Les dragons blessés peuvent être dangereux

En cherchant à isoler Huawei, Trump prend des risques considérables, prévient De Tijd :

«Sur le plan stratégique, Trump a marqué un point. Mais sa manœuvre sera-t-elle judicieuse sur le long-terme ? Oui, s'il arrive à pousser la Chine à négocier et à obtenir un accord qui mette fin à la guerre commerciale. Mais la dispute peut aussi prendre un tour différent : l'exclusion de Huawei de la communauté mondiale des téléphones Android pourrait inciter la Chine à développer sa propre technologie et à cimenter son indépendance. Elle dispose des moyens pour le faire, et Huawei compte 80 000 employés dans sa branche recherche et développement. 'If you can't join them, beat them.' Cette logique profitera-t-elle aux Etats-Unis et aux entreprises américaines ? Un dragon blessé peut redoubler d'agressivité et de dangerosité.»

The Guardian (GB) /

Trump, révolutionnaire malgré lui

The Guardian, pour sa part, salue l'action du gouvernement américain :

«Huawei comme Google se retrouveront pieds et poings liés. Des alternatives se présenteront. Elles inciteront les législateurs, aux niveaux nationaux, à une intervention régulatrice par le biais d'un relèvement des taxes. Cette industrie en est encore à ses débuts. Mais le démantèlement des géants de l'ère de l'information - comme de chaque ère - est dans l'intérêt de l'ouverture et de la liberté. Trump pourrait se révéler être un révolutionnaire sans le vouloir.»
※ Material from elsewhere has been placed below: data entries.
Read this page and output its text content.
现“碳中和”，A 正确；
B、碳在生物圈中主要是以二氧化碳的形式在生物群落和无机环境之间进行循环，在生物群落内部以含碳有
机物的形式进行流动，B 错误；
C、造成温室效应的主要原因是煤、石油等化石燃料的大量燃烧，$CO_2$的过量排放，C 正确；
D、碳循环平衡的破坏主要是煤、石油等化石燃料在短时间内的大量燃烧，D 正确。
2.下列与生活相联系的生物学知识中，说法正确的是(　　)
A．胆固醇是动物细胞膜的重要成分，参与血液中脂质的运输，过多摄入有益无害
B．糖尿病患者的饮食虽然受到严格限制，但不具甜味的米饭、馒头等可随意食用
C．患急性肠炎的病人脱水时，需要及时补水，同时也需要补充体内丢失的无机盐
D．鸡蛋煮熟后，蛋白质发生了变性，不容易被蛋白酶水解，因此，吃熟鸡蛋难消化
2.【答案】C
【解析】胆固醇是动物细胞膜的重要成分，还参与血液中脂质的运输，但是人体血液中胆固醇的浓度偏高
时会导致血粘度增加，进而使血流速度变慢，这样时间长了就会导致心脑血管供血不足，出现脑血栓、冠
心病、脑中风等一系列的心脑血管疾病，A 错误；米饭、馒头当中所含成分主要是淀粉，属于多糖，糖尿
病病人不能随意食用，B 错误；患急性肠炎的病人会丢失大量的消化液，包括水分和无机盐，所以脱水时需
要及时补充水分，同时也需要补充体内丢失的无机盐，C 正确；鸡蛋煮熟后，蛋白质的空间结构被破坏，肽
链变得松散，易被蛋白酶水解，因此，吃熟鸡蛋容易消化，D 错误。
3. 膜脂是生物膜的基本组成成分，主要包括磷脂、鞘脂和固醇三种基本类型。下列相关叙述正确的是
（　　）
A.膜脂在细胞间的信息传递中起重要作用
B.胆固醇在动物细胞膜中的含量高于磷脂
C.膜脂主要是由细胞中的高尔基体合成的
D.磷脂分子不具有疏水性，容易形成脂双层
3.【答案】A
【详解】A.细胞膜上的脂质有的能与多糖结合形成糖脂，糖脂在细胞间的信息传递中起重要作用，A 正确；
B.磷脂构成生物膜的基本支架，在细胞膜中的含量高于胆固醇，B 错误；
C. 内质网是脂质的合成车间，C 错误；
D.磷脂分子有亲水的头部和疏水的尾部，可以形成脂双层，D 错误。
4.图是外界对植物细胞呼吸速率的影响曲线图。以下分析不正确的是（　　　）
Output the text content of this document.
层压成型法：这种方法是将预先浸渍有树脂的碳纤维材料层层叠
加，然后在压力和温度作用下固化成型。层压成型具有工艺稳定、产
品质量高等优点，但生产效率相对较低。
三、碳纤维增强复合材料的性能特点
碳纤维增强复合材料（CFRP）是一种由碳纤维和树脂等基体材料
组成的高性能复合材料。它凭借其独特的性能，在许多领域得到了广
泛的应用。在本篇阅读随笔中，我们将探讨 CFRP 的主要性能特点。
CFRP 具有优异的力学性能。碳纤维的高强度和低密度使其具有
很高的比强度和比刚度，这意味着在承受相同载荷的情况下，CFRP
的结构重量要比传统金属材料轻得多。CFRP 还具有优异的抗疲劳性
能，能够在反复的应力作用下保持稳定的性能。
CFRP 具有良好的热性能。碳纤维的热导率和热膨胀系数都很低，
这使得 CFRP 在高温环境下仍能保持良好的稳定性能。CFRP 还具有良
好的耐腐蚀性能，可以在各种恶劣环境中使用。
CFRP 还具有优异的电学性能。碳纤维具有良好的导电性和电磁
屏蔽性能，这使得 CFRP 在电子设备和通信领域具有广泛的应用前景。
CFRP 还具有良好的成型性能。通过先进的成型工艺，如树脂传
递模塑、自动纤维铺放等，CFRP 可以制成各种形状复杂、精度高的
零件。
Corriere del Ticino (CH) /

La concurrence déloyale de Pékin

Huawei étant, comme toutes les entreprises du pays, étroitement contrôlée par le régime chinois, Pékin ne peut s'étonner des animosités qu'elle suscite, estime l'historien Ernesto Galli della Loggia dans Corriere del Ticino :

«La vérité, c'est que la Chine, qui doit à la mondialisation, c'est-à-dire à l'accès aux marchés mondiaux, son succès économique fulgurant et sa croissance vertigineuse, joue depuis toujours avec des dés pipés. Tandis que la majorité des Etats occidentaux ont plus ou moins adopté la règle générale qui consiste à ne pas épauler leurs entreprises nationales, Pékin se croit autorisée à faire ce qu'elle veut. C'est-à-dire à faire ce qui sert le plus ses propres intérêts.»